Creating and Maintaining Good Personal Financial Habits

If you have ever applied for a loan or mortgage, you know one of the first things the lender looks at is your credit score. Although, it is important to maintain a high credit score, it is just as important to have good credit habits. Good credit habits not only include your payment history, but also your savings patterns and employment stability.

The following is a list of credit do’s and don’ts. If you follow these suggestions and incorporate them into your daily credit routine, they will help you maintain a high credit score and avoid credit issues.


• Review Credit Report – Request a free copy of your credit report annually from Once you have received your credit report, review it for any inaccuracies and then dispute anything you find on your report that is not accurate with all three credit bureaus (Trans Union, Equifax, and Experience).

• Credit Cards – Try to limit the number of credit cards you have open, and make sure the payments are manageable according to your finances.

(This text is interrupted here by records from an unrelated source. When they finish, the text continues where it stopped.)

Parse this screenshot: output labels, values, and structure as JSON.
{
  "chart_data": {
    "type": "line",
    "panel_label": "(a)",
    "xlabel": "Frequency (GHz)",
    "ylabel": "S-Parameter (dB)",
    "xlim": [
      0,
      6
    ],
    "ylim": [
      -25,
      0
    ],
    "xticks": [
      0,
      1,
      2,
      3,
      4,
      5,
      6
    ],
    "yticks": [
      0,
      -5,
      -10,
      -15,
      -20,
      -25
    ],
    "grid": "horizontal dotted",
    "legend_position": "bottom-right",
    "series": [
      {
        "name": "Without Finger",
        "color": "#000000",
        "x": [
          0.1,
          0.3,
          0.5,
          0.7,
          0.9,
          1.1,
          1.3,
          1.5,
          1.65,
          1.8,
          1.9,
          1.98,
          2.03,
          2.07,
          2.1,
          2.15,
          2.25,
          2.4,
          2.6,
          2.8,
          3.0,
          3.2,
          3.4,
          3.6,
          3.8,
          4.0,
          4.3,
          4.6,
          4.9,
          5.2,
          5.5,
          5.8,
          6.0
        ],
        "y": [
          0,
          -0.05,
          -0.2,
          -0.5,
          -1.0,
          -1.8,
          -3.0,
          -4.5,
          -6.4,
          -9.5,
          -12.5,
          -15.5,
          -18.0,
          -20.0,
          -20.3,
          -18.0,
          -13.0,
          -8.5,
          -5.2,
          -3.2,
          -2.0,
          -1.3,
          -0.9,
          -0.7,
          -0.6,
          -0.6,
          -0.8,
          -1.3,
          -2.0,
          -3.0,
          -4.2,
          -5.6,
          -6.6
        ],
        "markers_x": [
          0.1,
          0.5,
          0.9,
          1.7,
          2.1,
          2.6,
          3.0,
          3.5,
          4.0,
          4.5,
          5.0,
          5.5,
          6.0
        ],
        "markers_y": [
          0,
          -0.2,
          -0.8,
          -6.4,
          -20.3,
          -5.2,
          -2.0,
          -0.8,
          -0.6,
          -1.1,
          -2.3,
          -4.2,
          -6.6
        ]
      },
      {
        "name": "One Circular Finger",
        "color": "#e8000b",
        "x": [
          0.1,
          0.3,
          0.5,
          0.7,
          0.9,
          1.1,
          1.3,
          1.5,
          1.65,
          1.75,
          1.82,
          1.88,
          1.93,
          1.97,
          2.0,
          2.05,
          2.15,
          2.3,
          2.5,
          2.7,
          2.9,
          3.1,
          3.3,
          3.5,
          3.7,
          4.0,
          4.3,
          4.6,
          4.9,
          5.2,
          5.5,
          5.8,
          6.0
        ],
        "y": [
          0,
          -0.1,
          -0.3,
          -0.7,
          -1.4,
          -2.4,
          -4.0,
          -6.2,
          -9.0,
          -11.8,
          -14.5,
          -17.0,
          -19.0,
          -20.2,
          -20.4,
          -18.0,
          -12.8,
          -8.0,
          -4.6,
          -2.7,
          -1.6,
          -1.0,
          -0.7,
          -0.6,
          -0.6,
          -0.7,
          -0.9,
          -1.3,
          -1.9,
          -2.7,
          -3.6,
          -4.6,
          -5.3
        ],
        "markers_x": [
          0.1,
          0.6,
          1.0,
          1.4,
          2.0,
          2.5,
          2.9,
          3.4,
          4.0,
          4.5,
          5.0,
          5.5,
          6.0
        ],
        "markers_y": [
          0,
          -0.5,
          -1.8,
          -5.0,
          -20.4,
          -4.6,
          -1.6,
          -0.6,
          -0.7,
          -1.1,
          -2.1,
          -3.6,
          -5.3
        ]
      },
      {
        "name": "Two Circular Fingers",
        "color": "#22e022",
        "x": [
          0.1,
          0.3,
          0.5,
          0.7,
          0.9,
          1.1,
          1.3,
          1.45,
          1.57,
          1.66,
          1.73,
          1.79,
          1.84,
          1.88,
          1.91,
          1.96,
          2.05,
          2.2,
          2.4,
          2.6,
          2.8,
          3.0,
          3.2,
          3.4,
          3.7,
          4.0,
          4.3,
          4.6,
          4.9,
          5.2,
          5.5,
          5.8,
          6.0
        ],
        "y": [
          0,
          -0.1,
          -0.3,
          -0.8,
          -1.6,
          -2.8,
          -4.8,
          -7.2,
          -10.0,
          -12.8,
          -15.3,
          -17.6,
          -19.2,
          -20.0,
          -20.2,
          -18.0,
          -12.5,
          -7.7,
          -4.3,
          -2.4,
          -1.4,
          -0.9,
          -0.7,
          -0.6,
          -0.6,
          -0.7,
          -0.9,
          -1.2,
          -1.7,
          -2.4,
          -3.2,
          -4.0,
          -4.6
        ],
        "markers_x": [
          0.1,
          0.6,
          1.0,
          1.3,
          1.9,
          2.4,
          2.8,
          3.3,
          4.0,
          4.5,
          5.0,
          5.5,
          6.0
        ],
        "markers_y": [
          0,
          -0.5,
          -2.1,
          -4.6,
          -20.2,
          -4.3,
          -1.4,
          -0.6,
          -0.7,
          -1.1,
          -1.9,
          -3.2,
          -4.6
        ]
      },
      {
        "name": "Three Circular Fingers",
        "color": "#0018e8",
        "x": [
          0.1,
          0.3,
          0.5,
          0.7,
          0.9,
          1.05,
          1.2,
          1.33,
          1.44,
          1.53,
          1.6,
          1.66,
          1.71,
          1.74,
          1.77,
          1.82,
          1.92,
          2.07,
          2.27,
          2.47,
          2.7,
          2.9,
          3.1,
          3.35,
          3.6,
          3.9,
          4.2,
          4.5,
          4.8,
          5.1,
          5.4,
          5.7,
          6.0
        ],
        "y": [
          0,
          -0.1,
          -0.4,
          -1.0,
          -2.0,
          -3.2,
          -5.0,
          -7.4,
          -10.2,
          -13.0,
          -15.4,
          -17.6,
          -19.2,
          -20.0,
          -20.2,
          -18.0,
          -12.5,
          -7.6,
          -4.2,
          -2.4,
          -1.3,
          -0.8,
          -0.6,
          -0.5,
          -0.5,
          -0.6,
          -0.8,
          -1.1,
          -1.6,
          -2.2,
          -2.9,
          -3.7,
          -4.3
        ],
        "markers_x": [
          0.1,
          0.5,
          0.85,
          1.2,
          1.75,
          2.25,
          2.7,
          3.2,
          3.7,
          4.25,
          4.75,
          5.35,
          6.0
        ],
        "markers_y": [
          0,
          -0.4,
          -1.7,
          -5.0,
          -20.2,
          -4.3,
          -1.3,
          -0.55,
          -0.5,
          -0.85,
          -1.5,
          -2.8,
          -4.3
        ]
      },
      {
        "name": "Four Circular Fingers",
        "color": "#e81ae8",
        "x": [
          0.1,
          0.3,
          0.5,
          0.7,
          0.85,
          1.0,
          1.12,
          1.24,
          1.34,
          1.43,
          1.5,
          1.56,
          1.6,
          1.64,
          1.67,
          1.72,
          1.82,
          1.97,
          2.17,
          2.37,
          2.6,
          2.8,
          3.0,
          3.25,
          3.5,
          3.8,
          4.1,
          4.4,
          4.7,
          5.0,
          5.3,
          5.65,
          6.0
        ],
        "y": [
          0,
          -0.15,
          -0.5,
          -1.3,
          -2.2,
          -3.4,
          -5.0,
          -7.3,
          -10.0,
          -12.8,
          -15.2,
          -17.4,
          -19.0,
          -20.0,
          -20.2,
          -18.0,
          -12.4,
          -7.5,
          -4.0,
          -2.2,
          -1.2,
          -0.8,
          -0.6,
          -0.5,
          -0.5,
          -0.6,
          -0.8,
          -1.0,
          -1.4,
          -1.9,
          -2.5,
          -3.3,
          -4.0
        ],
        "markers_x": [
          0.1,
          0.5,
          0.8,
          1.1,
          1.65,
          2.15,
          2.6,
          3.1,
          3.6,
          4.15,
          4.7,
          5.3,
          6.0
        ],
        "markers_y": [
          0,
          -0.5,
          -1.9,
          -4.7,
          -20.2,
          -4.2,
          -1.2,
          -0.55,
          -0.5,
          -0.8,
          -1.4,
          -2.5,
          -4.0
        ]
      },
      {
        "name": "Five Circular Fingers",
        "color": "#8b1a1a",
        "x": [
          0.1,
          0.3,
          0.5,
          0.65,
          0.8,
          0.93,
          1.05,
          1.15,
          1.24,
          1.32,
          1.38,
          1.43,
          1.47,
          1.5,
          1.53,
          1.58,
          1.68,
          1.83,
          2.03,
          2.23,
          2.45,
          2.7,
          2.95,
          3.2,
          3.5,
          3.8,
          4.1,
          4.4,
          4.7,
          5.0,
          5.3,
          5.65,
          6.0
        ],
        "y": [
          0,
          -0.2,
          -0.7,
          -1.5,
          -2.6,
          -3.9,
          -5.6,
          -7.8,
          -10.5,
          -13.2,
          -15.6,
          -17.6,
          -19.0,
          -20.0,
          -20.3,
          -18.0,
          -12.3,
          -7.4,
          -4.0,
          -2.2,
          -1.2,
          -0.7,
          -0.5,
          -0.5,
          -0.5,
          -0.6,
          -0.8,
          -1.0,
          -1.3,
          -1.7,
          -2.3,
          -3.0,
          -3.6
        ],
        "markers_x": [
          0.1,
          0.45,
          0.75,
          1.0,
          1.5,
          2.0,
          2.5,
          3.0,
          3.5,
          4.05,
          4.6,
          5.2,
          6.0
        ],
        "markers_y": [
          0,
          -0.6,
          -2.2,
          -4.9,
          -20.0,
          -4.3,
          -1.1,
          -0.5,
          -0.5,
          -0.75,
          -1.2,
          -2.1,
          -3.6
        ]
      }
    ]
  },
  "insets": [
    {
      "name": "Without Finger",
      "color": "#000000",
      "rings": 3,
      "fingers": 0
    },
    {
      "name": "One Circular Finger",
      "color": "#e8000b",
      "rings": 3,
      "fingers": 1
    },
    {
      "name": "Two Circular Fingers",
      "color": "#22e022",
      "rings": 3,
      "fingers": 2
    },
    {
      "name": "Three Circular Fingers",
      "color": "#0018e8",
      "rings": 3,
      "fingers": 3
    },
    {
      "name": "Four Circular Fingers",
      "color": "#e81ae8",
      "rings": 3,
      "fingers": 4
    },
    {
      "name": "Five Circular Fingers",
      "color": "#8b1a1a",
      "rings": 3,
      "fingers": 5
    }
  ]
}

Although, to maintain a high credit score you should have at least one revolving account. You should also try to maximize your credit scores by keeping your balances below 30% of their respective available limits. Avoid closing credit cards that have historically been paid on time. If you close an account that had a good payment history, you will be eliminating it from your credit score calculation.

• Bills and Obligations – Make sure you pay all of your bills on time, this includes: credit cards, rent or mortgage, loans, utilities, and other monthly obligations. Even though, some of these bills are not reported to your credit report by the creditor, they will still impact your overall financial well-being.

• Create a Savings Plan – If your employer offers a 401(k) plan, it is a great tax-free tool to save for the future. It is also a good idea to create a savings plan that you fund per pay period. If you deposit $25 per pay (assuming you are paid semi-monthly), this will equate to $600 annually. If you make savings a routine, it will benefit you greatly in the future.

• Employment Stability – The fastest way to derail your credit history is the threat of unstable income and constant job change. If you cannot count on your paycheck, your ability to make your regular monthly payments will be extremely challenging.

If you are trying to rebuild your credit after bankruptcy or foreclosure or have had very little to no credit in your past, a good way to start building your credit would be as an authorized user on one of your friends or relatives credit cards, or by opening a secure credit card from a local bank. A secure credit card typically requires a deposit of $300 to $500 to open, but is sometimes the only way to start to establish credit. If you have had late payments in the past, but it is not due to your financial ability to pay, you may want to set up automatic payments for your monthly obligations. This will ensure that they are paid on time and in the long run, this arrangement will have a positive impact on your credit scores.